Molis Hai:   Natural Language Password Generation
1 Source Text
2 Order
3 Entropy
4 Performance
5 Security
6 Other Stuff
6.2.901.900

Molis Hai: Natural Language Password Generation

John Clements <clements@racket-lang.org>

This collection produces passwords using models built on a corpus of source text. It manages to guarantee generation of passwords with known entropy by building markov models whose transitions are guided by huffman trees, allowing the use of variable numbers of bits of entropy for each transition.

To run it, use

  raco molis-hai

It also has a number of command-line arguments that you can use to control the password generation process.

1 Source Text

You can specify the source text using the -t flag. A megabyte of text is a reasonable size. I’ve included the text of Dickens’ A Tale of Two Cities, and this is used by default. Extremely long source texts will take a while to build models from, and extremely short source texts (e.g., "banana" will work, but will generate extremely long passwords.

2 Order

The tool builds a markov model mapping character-based n-grams to possible next letters. By default, it uses order 2. That is, the model will take a look at every instance of "pr", for instance, and see what could follow it.

You can also specify a larger order. If you specify order 3, then it will build its model using strings of length 3 as states; in this case, it would compute, e.g., what follows "pro" (and every other 3-letter string that occurs in the source text).

Larger models produce passwords that are more characteristic of the source text. Surprisingly, this isn’t usually such a great thing. Here are some 56-bit passwords of order 2:

Yess ott was whoc

ming to mys, ale, and ar

and the factinand cale

toner gre,' Throur and w

dis whishe coullows ing

lationsir.' Arge,--l

inesperept his calty

he led, againeved--th

And here are some 56-bit passwords of order 8:

took horse for Dover; and then stood smoking, too! replied: My child, this world

out of these footsteps destination and by the wall where he

and alluvial mud, under such thought madame, drawing themselves through her f

by Lucie at her sole reliance, under a bank overhanging about. There, said he, i

in such differed principle. And look at, am I? Why don't you be afraid of, for he stooped, and leth

the nose became much more wicked foreign woman; what plate as to matter. But when I ask your

did a great Stilton cheese, until to-morrow. For to-morrow! Now, a judiciously sensibility she wound about he

young ladies made to stand up against, and notice, when two dusty men passionate, loving, thankful that if s

The second set are clearly more Dickensian... but would make terrible passwords! I mean, yes, you’d probably be the only girl on the block to have "Stilton cheese, until tomorrow" in your password, but at the end of the day, I bet you’d be happier typing "Yess ott was whoc" when you lift the lid on your laptop.
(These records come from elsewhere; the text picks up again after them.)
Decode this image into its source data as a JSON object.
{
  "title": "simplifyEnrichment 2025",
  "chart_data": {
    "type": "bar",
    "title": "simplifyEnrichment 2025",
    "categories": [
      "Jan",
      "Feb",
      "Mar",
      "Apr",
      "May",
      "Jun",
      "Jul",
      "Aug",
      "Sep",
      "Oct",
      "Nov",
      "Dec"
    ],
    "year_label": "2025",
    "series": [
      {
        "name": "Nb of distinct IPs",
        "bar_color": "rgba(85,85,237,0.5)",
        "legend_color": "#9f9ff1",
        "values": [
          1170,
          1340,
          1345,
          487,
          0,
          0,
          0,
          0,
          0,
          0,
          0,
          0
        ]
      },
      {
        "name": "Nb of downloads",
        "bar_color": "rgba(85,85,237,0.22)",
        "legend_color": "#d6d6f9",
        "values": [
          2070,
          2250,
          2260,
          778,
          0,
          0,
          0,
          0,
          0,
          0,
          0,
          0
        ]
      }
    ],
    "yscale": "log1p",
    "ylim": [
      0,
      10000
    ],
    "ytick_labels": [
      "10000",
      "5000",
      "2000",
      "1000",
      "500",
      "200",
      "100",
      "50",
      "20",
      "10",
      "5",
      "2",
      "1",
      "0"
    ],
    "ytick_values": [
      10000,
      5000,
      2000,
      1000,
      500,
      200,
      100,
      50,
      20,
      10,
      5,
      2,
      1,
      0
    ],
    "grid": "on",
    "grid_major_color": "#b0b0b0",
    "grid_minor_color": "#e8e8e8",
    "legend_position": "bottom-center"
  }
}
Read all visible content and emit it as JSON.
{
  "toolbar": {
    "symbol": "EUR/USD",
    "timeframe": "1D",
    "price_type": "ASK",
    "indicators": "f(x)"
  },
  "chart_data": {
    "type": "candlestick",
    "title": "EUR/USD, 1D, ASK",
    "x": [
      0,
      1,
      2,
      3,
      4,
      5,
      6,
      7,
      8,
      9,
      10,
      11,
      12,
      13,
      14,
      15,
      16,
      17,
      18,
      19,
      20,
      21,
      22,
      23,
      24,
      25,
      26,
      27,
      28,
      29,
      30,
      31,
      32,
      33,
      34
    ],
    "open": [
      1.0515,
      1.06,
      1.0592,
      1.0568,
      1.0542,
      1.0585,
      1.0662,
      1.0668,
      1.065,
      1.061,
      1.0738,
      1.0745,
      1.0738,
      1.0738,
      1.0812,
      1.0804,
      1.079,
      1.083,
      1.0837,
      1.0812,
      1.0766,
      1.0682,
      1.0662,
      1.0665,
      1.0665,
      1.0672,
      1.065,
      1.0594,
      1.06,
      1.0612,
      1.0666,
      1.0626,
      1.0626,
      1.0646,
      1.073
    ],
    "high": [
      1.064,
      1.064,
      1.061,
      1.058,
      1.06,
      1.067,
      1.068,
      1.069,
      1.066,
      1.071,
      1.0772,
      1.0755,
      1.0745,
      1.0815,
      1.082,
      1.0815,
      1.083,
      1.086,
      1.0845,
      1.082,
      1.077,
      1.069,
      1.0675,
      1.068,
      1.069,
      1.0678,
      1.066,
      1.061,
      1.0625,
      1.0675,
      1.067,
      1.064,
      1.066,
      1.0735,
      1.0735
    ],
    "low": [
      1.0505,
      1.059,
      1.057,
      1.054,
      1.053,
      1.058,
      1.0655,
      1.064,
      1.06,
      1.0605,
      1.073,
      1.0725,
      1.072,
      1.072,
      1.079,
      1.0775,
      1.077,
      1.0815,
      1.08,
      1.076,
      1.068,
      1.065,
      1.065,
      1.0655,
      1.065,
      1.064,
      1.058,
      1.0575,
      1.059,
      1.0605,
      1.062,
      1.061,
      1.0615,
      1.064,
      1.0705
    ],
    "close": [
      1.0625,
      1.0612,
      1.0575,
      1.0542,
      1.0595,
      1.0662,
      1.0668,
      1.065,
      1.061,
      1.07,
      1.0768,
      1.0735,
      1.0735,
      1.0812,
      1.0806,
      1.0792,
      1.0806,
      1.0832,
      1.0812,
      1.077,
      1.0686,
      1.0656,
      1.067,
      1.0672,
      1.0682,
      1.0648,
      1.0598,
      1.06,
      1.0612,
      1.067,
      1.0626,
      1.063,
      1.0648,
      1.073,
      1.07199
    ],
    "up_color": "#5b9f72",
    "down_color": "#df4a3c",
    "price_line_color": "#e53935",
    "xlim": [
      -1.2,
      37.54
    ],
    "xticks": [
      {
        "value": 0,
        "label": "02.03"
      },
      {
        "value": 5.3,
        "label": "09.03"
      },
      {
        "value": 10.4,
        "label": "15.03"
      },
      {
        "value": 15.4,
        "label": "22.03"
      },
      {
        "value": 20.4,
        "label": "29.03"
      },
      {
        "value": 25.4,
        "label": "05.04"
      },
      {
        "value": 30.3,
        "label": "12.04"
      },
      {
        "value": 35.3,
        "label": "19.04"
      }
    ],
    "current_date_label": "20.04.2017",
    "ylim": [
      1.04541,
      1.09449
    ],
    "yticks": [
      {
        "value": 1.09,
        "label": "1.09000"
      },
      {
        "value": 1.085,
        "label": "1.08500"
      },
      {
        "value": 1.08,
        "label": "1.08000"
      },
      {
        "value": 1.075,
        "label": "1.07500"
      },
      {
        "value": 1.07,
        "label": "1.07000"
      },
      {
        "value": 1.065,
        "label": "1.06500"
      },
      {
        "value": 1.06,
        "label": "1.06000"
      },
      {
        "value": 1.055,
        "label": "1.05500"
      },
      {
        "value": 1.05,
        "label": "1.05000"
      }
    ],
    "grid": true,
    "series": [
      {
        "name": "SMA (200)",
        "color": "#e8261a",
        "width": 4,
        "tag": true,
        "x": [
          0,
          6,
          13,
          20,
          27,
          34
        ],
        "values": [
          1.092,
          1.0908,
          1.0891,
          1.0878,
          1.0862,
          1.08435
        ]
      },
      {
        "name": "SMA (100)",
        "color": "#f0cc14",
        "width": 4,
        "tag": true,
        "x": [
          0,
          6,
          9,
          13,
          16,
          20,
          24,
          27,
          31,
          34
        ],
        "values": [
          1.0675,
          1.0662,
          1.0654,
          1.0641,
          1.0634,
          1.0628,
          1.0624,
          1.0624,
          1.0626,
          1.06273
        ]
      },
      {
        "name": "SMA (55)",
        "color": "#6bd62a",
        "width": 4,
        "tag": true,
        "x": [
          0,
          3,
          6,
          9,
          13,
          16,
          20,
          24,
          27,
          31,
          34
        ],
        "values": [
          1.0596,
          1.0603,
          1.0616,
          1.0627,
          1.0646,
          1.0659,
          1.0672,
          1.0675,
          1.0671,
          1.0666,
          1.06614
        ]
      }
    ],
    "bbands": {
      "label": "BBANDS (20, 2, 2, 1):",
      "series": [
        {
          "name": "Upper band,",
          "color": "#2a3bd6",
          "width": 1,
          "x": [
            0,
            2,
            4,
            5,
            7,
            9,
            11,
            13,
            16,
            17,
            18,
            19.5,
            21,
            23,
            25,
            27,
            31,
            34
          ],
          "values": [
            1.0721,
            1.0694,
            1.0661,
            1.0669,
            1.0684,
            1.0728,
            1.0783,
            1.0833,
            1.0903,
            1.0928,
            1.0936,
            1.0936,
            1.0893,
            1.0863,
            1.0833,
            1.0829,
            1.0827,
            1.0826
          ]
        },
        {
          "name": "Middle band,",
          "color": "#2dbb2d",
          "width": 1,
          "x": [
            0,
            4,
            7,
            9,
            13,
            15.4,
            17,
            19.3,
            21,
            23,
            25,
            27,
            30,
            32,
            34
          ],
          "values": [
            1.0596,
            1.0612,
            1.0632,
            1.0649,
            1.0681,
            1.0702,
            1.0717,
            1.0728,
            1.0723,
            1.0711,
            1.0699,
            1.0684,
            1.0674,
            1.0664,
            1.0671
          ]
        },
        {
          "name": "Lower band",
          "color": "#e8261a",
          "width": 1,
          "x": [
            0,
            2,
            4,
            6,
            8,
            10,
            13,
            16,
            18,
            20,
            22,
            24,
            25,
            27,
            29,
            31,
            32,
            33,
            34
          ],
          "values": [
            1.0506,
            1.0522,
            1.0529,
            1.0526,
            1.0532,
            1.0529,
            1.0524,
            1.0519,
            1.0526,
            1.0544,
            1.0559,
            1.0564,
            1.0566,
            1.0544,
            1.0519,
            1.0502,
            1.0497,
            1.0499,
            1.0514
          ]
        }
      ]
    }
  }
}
In fact, some people might even prefer the order-1 passwords, which look like this (again, 56-bit):

arither tshelones,

a ffty,'l g wed

maged he tof hed ored

arerer pen le wagh

hemishemat. t wher

I engutsir.'sin

s ton toticould the

waped t If h inge t

Well, maybe not. Order-2 seems like a nice compromise.

3 Entropy

The generator uses a list of booleans to generate a password. Each character’s generation consumes zero or more booleans from this list. There is a bijection between the set of booleans of some length n and the set of passwords generated (assuming a fixed order and source text).

These booleans are generated by drawing randomness from "/dev/urandom" (sorry, Windows folks, tell me how to get random bits on your platform).

What this means is that passwords generated by this system are guaranteed to have the required entropy. That is, if I generate a 56-bit password this system, it’s guaranteed to have 56 bits of entropy, even though the attacker knows your source text and what order you’ve chosen.

For more about security and how it all works, take a look at my preprint on ArXiv.

4 Performance

Currently, the tool simply builds the model every time it’s called. This may seem inefficient, but the fact is that for order-2 models on 1-megabyte texts, it only takes a few seconds on my machine.

Larger models take longer to build, but they’re also huge, and would take up lots of space on disk, and aren’t really very useful (as noted above). If there’s really any demand for it, it wouldn’t be hard to add a means to compile source texts for fast password generation. Finally, this tool usually isn’t something that you run every day; waiting 30 seconds for password generation probably isn’t a big deal.

5 Security

These passwords are as secure as the bits that come from "/dev/urandom". In fact, there’s a bijection between them.

6 Other Stuff

The library contains lots of other stuff that I explored in the process of creating this; there’s some code for extracting the text of e-mails, and for html processing, and for word-based generation, etc. etc. etc. Hopefully, it’s all fairly easy to read.